| title | Work with query results in guided mode for hunting in Microsoft Defender XDR | ||
|---|---|---|---|
| description | Use and customize query results in guided mode for advanced hunting in Microsoft Defender XDR | ||
| search.appverid | met150 | ||
| ms.service | defender-xdr | ||
| ms.subservice | adv-hunting | ||
| f1.keywords |
|
||
| ms.author | pauloliveria | ||
| author | poliveria | ||
| ms.localizationpriority | medium | ||
| manager | dansimp | ||
| audience | ITPro | ||
| ms.collection |
|
||
| ms.custom |
|
||
| appliesto |
|
||
| ms.topic | how-to | ||
| ms.date | 03/28/2025 |
[!INCLUDE Microsoft Defender XDR rebranding]
Important
Some information relates to prereleased product which may be substantially modified before it's commercially released. Microsoft makes no warranties, express or implied, with respect to the information provided here.

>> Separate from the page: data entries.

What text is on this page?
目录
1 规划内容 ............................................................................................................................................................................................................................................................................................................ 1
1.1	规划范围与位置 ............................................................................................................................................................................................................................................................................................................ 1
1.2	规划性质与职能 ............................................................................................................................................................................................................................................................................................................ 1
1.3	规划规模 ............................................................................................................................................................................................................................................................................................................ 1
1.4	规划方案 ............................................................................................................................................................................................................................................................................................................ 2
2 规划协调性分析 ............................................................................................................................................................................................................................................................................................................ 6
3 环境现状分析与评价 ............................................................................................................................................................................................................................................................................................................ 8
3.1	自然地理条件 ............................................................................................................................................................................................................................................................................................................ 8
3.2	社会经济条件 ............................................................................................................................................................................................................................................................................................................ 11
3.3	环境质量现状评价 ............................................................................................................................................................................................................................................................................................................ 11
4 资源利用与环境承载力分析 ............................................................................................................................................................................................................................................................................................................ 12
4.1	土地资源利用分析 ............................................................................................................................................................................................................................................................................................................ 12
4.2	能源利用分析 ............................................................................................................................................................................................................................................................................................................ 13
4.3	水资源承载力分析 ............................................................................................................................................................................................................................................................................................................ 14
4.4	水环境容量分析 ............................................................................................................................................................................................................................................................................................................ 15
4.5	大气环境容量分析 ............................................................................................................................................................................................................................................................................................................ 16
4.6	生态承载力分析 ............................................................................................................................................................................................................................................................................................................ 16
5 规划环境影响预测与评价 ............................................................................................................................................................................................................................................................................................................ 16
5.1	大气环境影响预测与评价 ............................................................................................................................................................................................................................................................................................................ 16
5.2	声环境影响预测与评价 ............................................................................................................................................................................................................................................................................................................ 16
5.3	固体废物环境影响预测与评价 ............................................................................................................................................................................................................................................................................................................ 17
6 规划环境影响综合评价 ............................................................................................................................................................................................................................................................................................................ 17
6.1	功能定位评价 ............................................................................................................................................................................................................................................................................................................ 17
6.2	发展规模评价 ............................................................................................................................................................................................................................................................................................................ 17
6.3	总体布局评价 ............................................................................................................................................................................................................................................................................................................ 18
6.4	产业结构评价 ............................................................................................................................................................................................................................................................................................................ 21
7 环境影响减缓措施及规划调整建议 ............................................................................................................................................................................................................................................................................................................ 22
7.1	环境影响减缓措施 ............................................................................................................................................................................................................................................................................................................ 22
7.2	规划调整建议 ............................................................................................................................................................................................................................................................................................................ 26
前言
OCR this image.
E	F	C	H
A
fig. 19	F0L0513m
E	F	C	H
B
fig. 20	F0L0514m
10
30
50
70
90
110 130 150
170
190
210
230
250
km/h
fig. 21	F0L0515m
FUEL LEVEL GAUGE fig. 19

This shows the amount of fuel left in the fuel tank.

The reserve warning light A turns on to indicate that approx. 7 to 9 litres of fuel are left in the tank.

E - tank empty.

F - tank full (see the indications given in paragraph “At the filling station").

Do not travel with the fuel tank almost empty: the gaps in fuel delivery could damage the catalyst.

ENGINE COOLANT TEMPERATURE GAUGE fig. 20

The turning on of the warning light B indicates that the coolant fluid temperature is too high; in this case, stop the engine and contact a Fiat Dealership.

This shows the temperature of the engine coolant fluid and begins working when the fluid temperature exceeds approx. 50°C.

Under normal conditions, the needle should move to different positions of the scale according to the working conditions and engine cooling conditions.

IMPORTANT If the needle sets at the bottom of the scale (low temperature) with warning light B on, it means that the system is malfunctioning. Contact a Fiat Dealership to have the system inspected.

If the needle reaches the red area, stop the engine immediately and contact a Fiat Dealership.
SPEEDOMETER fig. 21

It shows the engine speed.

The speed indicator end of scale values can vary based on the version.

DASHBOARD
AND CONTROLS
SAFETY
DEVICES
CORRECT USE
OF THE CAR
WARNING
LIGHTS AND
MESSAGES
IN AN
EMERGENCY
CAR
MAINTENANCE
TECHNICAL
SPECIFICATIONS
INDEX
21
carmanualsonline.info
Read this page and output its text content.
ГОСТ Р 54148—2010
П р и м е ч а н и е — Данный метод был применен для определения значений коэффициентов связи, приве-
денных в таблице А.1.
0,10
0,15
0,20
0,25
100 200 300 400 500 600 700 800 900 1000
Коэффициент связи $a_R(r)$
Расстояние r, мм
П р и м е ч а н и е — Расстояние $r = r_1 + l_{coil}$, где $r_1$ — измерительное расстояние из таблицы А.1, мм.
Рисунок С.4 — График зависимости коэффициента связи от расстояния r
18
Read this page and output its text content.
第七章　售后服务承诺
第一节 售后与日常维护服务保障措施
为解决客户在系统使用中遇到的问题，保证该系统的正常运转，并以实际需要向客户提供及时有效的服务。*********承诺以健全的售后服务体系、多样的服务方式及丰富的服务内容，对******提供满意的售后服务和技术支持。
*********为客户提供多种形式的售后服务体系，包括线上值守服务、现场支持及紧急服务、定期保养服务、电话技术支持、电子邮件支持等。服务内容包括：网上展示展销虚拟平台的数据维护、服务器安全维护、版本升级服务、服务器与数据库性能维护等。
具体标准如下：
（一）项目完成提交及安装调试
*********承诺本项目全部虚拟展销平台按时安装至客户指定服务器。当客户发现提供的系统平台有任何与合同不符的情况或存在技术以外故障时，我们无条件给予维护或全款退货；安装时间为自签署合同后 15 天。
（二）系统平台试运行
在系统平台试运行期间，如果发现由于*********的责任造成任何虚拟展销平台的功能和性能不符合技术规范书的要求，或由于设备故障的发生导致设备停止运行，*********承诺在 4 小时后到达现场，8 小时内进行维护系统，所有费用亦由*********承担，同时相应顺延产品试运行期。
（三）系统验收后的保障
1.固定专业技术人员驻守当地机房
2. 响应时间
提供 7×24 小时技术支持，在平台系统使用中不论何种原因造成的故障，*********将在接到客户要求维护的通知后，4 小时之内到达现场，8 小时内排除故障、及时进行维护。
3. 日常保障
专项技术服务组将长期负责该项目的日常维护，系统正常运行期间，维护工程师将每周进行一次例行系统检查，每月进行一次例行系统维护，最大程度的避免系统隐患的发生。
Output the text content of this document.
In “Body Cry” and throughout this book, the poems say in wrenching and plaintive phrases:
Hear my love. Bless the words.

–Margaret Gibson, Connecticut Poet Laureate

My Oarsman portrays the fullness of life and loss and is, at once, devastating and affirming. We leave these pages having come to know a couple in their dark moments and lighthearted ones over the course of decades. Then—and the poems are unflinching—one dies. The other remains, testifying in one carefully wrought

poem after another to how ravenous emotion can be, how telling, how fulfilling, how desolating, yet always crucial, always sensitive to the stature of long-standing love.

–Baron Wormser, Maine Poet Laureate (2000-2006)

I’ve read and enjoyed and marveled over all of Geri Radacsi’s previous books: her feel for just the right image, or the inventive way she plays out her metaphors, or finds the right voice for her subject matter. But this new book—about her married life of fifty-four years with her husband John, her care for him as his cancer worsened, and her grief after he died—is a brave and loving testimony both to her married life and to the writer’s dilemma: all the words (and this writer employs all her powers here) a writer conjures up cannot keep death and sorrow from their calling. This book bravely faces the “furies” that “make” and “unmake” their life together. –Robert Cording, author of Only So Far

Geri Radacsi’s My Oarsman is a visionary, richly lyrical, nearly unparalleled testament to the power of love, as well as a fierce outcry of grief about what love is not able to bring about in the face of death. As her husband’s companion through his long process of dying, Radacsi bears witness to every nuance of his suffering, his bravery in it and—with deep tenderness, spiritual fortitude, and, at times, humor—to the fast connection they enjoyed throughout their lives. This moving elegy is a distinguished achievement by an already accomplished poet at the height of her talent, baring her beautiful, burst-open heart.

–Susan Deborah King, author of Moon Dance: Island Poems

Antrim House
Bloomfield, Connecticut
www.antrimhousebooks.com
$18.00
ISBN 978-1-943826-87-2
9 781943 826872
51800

In hunting using guided mode, the results of the query appear in the Results tab.
You can work on the results further by exporting them to a CSV file by selecting Export. This downloads the CSV file for your use.
You can view other information in the Results view:
- Number of records in the results list (beside the Search button)
- Duration of the query run time
- Resource usage of the query
A few standard columns are included in the results for easy viewing.
To view more columns:
-
Select Customize columns in the upper right-hand portion of the results view.
-
From here, select the columns to include in the results view and deselect columns to hide.
-
Select Apply to view results with the added columns. Use the scroll bars if necessary.